I would suggest it's not that easy, as modern ventilators are exceedingly complicated.
Germany ordered bucket-fulls some time ago, as did one or two other countries, and have allegedly managed to find some extra (Spanish) nurses from somewhere.
For some reason, we seem to be lagging behind many other governments in a variety of ways.
This Financial Times link contains an embedded letter which sheds some light on the more modern kit.
Essentially, as well as the kit, you need the staff who know how to use it.
I have no idea of the authenticity of Dr G's comments, but they do provide valuable explanation, assuming they are valid.
For the record, I am not an NHS ICU consultant in the South East of England… But if I were to imagine having done ICU since 1986 I might make some observations:
The old ventilators were essentially mechanical bag squeezers that inflated the lungs and then paused to let the gas out, before repeating the cycle. They had little sophistication, but meant that a person did not have to physically squeeze the bag, unlike the medical students who were enlisted to do this in 1952 during the polio epidemic in Copenhagen.
**LINK**
In the early 1980s we were ventilating patients after long operations, cardiac operations, head injuries, sepsis and the like. The key point is that the lungs were not the primary cause of the need for intensive care. Indeed, if the lungs started to fail, with Adult Respiratory Distress Syndrome, as it was called then, the patients usually perished. It was during the 1980s that more sophisticated ventilators were developed. We started to get Siemens machines which allowed alterations in the timings of inspiration and exhalation, they also allowed us to put positive end expiratory pressure into play. This meant that the patient would breathe out against resistance. The effect of this is to hold the tiny airways open and the alveoli, and to push fluid back into the circulation instead of having it sitting in the lungs and reducing oxygenation.

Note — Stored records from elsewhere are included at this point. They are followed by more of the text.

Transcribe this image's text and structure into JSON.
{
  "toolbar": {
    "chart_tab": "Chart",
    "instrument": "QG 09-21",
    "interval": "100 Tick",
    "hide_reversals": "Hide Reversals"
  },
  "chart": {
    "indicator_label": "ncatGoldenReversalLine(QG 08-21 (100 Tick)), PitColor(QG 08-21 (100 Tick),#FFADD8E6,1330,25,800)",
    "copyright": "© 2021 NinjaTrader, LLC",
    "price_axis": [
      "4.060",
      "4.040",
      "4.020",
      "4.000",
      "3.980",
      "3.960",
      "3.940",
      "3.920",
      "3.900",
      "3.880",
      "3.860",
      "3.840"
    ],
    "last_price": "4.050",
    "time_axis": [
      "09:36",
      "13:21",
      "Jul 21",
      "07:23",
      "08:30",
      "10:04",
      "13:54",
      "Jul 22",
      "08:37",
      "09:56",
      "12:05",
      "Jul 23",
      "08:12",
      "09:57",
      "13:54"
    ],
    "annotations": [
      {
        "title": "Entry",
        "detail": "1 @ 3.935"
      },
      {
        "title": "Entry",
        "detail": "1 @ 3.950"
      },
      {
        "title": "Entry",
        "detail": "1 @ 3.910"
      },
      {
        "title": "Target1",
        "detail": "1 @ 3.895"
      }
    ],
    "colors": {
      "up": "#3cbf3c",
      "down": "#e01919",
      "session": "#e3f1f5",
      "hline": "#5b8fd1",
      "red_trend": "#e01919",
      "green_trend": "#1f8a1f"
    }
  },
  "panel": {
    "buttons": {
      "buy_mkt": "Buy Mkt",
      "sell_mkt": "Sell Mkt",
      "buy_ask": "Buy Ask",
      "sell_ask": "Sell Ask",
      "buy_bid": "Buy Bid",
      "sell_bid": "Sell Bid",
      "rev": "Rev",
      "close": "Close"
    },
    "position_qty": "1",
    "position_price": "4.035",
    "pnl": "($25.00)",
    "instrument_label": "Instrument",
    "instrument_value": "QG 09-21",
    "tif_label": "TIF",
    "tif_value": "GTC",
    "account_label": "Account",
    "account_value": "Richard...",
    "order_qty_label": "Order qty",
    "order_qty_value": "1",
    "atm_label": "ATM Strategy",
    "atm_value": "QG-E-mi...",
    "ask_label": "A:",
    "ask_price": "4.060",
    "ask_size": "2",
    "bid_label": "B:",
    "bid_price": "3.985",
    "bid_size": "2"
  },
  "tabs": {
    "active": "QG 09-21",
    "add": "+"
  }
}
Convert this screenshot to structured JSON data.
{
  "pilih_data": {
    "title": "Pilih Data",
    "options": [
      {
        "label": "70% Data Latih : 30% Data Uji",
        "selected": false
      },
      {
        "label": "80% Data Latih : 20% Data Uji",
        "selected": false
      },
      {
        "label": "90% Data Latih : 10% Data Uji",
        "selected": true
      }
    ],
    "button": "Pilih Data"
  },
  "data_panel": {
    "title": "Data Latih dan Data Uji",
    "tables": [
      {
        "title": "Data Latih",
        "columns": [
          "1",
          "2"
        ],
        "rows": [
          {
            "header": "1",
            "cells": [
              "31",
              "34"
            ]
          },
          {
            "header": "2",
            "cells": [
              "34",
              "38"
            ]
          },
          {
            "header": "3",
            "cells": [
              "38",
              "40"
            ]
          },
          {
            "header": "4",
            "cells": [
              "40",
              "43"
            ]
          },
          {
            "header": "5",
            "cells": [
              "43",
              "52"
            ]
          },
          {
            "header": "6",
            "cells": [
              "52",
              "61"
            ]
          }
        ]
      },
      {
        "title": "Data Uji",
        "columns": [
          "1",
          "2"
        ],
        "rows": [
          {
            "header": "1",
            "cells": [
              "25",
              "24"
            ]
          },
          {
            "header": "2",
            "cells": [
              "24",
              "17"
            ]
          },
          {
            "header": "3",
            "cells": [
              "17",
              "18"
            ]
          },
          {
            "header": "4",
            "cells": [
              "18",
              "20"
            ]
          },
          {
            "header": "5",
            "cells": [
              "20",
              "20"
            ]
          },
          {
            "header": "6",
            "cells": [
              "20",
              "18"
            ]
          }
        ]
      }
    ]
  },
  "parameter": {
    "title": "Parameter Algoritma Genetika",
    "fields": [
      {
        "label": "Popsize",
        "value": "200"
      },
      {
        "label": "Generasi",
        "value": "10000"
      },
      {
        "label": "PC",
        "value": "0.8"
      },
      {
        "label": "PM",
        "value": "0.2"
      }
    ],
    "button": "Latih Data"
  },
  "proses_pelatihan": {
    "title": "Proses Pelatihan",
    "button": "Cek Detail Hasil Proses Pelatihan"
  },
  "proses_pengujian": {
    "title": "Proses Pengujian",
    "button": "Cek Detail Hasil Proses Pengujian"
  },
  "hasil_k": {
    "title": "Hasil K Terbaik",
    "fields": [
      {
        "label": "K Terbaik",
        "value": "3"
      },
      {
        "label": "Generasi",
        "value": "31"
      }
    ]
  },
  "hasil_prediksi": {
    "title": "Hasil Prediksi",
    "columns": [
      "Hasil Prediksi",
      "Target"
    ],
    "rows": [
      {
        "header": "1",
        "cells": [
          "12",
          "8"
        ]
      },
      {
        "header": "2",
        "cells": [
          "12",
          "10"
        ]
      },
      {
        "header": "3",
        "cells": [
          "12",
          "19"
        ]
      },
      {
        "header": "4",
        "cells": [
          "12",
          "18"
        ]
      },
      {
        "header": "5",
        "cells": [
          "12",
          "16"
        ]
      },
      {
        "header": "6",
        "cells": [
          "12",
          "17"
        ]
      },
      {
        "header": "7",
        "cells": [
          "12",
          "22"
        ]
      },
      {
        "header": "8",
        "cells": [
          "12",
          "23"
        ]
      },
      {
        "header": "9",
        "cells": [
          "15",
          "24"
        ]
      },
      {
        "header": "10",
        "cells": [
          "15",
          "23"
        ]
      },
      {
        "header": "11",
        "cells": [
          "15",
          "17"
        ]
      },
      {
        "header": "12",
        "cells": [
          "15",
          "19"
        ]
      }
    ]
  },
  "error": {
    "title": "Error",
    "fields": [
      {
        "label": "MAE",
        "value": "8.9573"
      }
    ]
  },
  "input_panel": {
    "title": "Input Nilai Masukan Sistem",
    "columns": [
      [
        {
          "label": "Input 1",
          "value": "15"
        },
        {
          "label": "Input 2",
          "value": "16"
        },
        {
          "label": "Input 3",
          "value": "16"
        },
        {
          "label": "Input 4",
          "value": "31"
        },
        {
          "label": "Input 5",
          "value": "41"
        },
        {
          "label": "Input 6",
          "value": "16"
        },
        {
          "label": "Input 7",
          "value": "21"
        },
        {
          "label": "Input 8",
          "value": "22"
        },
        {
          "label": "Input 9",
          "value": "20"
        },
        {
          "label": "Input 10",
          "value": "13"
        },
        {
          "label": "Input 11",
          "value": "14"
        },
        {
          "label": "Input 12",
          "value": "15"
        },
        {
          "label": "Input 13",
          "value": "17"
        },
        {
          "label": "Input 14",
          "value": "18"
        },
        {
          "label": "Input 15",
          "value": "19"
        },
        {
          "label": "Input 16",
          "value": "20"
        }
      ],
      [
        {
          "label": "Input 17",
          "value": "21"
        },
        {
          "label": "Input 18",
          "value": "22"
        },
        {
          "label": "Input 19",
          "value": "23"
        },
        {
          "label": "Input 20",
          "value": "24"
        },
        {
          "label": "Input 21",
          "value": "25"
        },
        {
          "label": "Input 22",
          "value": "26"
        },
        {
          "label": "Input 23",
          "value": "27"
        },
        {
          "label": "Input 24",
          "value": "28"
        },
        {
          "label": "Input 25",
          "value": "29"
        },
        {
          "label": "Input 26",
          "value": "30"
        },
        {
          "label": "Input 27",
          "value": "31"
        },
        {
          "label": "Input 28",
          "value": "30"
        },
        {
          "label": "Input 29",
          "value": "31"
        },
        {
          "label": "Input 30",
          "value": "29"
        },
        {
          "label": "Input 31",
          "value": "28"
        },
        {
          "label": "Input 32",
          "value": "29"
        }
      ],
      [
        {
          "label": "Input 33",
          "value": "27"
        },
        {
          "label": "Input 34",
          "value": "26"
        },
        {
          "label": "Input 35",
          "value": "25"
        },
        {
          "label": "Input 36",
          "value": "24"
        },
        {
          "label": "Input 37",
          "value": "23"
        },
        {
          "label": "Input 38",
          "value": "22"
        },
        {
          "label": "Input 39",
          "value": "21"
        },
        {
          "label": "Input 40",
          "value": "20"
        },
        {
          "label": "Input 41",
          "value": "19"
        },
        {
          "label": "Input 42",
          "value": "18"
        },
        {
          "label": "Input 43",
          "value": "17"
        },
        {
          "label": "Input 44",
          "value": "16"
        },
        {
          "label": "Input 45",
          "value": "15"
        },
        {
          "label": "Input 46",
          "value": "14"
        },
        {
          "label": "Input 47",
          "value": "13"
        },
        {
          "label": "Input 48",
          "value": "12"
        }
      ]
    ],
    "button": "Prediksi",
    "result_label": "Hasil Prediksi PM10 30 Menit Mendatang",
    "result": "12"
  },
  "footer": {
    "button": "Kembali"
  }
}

These machines are now the norm. They are smothered with sensors and we can measure most things and record changes that allow us to adjust the therapy. For example we can calculate lung stiffness and how it is changing with our therapies. We cannot do this with bag squeezing.
The sensors make the process less dangerous. If we get it wrong, the ventilator can cause barotrauma. At its most extreme we blow a hole in the patient's (diseased) lung and then we have a tension pneumothorax, which is rapidly fatal unless we stab the chest and insert a drain to allow the lung to re-expand. More often, the barotrauma causes microscopic damage that delays or prevents the sick lung from healing. The sensors also alert us if the tubing kinks or disconnects. Unchecked these simple things are quickly fatal.
So, to run a patient with acute lung injury/pneumonia as their primary diagnosis, to keep the oxygen going to the vital organs, we need all the sophisticated settings and sensors and alarms. We also need a highly-trained ITU nurse who can operate the machine, take the readings from it and alert the ITU doctor to adverse changes. When we introduce new ventilators, it takes several weeks for our nurses to become comfortable with them (think airline pilot and new aircraft type). We start them on simple cases where the ventilation settings are basic and the patient is not needing a variety of drugs by infusion and other time-consuming tasks. Once the nurses are happy with the new ventilators, we start to use them on the sicker patients; the nurses are, by now, more reflexive in their use of the ventilators.
So, imagine the perfect storm of non-ITU nurses being put in charge of a desperately sick patient who is attached to a ventilator that none of us has seen before! Mark my words, there are no spare ITU nurses. We will have to start using nurses who have not got the extra qualifications. They will need to be given reliable machines with good ergonomic fail-safe designs.
(I still remember two patients that we killed in the 1980s simply because their ventilators were not properly assembled; the modern machines would alarm and actually describe the fault on their displays.)
Currently all of our machines are German or Swedish. They have undergone years of development so that the alarms give us information according to urgency, the controls are intuitive, every kind of ventilatory mode is possible. They have been tested and CE marked and the companies take responsibility for their machines, through produce liability.
If the government introduces the Johnson Mk 1, or it arranges for a digger company to copy established ventilators, will Matt Hancock assume responsibility for any deaths due to malfunction, or due to our nurses not knowing about the machine's foibles? At present, we may get these machines (possibly) but we would be very unlikely to use them without assurances from the NHS that individual nurses and doctors would bear no responsibility if the machine malfunctioned and destroyed a patient's lungs, or simply failed to deliver 16 breaths per minute 24/7.
Without the nurses we are just window dressing. Sadly, many of our excellent and numerous Spanish nurses have left, because they only accrue seniority pay on their return to the Spanish system if they are working in an EU country. Our loss, Germany's gain apparently.